Cómo hablar bien en público

Ofrecer una comunicación efectiva es fundamental para desarrollarse en el mundo profesional. Para convertirte en un experto orador, toma nota de los consejos que te ofrecemos en este artículo.

20-11-2017


Enfrentarse a una audiencia, ya sea para exponer los resultados de un proyecto frente a los compañeros de oficina o como ponente en una conferencia multitudinaria, nunca es sencillo. Hablar en público genera nervios y ansiedad, dos factores que pueden echar por tierra el discurso preparado.

Hablar en público es todo un arte. De hecho, cada vez  hay más empresas que ofrecen formación específica en este aspecto. Sin necesidad de tocar el bolsillo, hay ciertas prácticas que te ayudarán a sentirte más cómodo dando discursos. Presta atención porque te los detallamos, a continuación:

1). Elige un tema que conozcas

Parece una obviedad y efectivamente lo es pero, en cualquier caso, conviene incidir en que para triunfar hablando en público es esencial controlar el tema de la exposición. Además, por muy ducho que seas en una cuestión, recuerda darle un repaso antes del gran día.

2). Practica para ganar

Uno de los secretos de un buen orador consiste en preparar su intervención. Hay personas que tienen un don natural para expresarse con soltura incluso improvisando pero lo cierto es que la mayoría requiere de horas de ensayo previas.

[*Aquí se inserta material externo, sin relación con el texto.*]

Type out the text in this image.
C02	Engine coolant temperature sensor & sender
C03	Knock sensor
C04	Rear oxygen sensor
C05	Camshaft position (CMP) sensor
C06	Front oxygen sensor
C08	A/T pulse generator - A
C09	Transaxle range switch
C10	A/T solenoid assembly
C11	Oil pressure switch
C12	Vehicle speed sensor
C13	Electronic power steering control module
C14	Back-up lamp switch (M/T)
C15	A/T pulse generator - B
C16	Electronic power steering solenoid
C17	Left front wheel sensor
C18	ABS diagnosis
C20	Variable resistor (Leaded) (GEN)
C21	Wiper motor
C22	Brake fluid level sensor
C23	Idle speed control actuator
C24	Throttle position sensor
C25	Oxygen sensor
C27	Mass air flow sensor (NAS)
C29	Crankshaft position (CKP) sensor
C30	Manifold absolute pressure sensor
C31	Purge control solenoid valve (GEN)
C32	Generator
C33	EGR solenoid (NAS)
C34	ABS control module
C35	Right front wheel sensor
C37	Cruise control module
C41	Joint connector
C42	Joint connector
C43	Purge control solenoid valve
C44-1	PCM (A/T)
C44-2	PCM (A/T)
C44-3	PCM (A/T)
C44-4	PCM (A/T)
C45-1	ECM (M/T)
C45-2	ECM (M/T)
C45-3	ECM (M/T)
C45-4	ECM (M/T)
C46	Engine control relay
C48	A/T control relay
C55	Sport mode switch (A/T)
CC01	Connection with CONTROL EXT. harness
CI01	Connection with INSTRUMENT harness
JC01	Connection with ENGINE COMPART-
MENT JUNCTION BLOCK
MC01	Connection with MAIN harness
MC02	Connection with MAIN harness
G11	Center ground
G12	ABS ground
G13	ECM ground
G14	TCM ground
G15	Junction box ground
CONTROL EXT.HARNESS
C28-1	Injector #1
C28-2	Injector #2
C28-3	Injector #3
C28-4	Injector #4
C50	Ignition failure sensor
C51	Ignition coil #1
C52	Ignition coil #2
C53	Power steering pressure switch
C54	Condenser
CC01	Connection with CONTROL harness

3). Principio y final impactantes

Diversos estudios confirman que el principio y el final de una intervención son lo que más se recuerda y, por tanto, lo que finalmente sirve para crear una opinión en los oyentes. Partiendo de esa base, prepara una intervención con ritmo y reserva un par de golpes de efecto para la apertura y cierre del discurso.

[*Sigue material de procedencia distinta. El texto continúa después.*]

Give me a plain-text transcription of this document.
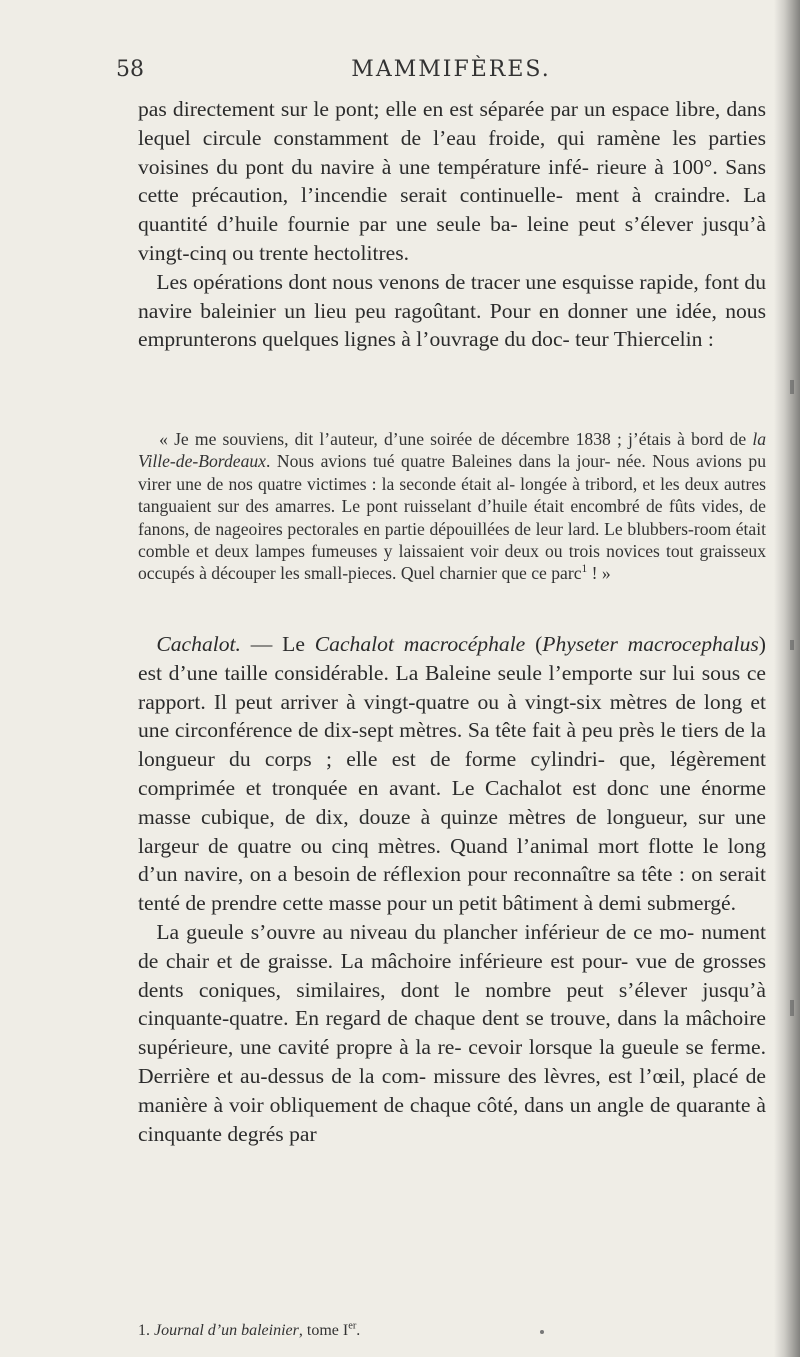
58	MAMMIFÈRES.

pas directement sur le pont; elle en est séparée par un espace libre, dans lequel circule constamment de l’eau froide, qui ramène les parties voisines du pont du navire à une température infé- rieure à 100°. Sans cette précaution, l’incendie serait continuelle- ment à craindre. La quantité d’huile fournie par une seule ba- leine peut s’élever jusqu’à vingt-cinq ou trente hectolitres.

Les opérations dont nous venons de tracer une esquisse rapide, font du navire baleinier un lieu peu ragoûtant. Pour en donner une idée, nous emprunterons quelques lignes à l’ouvrage du doc- teur Thiercelin :

« Je me souviens, dit l’auteur, d’une soirée de décembre 1838 ; j’étais à bord de la Ville-de-Bordeaux. Nous avions tué quatre Baleines dans la jour- née. Nous avions pu virer une de nos quatre victimes : la seconde était al- longée à tribord, et les deux autres tanguaient sur des amarres. Le pont ruisselant d’huile était encombré de fûts vides, de fanons, de nageoires pectorales en partie dépouillées de leur lard. Le blubbers-room était comble et deux lampes fumeuses y laissaient voir deux ou trois novices tout graisseux occupés à découper les small-pieces. Quel charnier que ce parc$^1$ ! »

Cachalot. — Le Cachalot macrocéphale (Physeter macrocephalus) est d’une taille considérable. La Baleine seule l’emporte sur lui sous ce rapport. Il peut arriver à vingt-quatre ou à vingt-six mètres de long et une circonférence de dix-sept mètres. Sa tête fait à peu près le tiers de la longueur du corps ; elle est de forme cylindri- que, légèrement comprimée et tronquée en avant. Le Cachalot est donc une énorme masse cubique, de dix, douze à quinze mètres de longueur, sur une largeur de quatre ou cinq mètres. Quand l’animal mort flotte le long d’un navire, on a besoin de réflexion pour reconnaître sa tête : on serait tenté de prendre cette masse pour un petit bâtiment à demi submergé.

La gueule s’ouvre au niveau du plancher inférieur de ce mo- nument de chair et de graisse. La mâchoire inférieure est pour- vue de grosses dents coniques, similaires, dont le nombre peut s’élever jusqu’à cinquante-quatre. En regard de chaque dent se trouve, dans la mâchoire supérieure, une cavité propre à la re- cevoir lorsque la gueule se ferme. Derrière et au-dessus de la com- missure des lèvres, est l’œil, placé de manière à voir obliquement de chaque côté, dans un angle de quarante à cinquante degrés par

1. Journal d’un baleinier, tome Ier.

4). Otorga suficiente importancia a la comunicación no verbal

¿Sabías que más del 90% de lo que comunicamos lo hacemos sin despegar los labios? La comunicación no verbal se refiere a los gestos, la postura, la mirada… acompaña las palabras con una actitud confiada y solvente. Verás como así lograrán darle prestancia y profundidad al discurso.

5). Cuida el tono de voz

Durante tu intervención apuesta por un tono natural salpicado de pequeñas dosis de entusiasmo en aquellos datos o conceptos en los que quieras hacer hincapié. Huye de la entonación monótona porque de lo contrario perderás la atención de los oyentes.

6). Conoce a tu público

Tan importante como conocer el discurso es saber a quiénes vas a enfrentarte. No es lo mismo hacer una presentación para un grupo pequeño de personas a las que conoces que hacerlo con una platea repleta de desconocidos. También influye si entre los asistentes están tus jefes y si el resultado de la conferencia puede ser determinante para tu futuro en cualquier aspecto. Sea como sea, anticípate y ofrece un discurso adaptado a quienes van a escucharlo.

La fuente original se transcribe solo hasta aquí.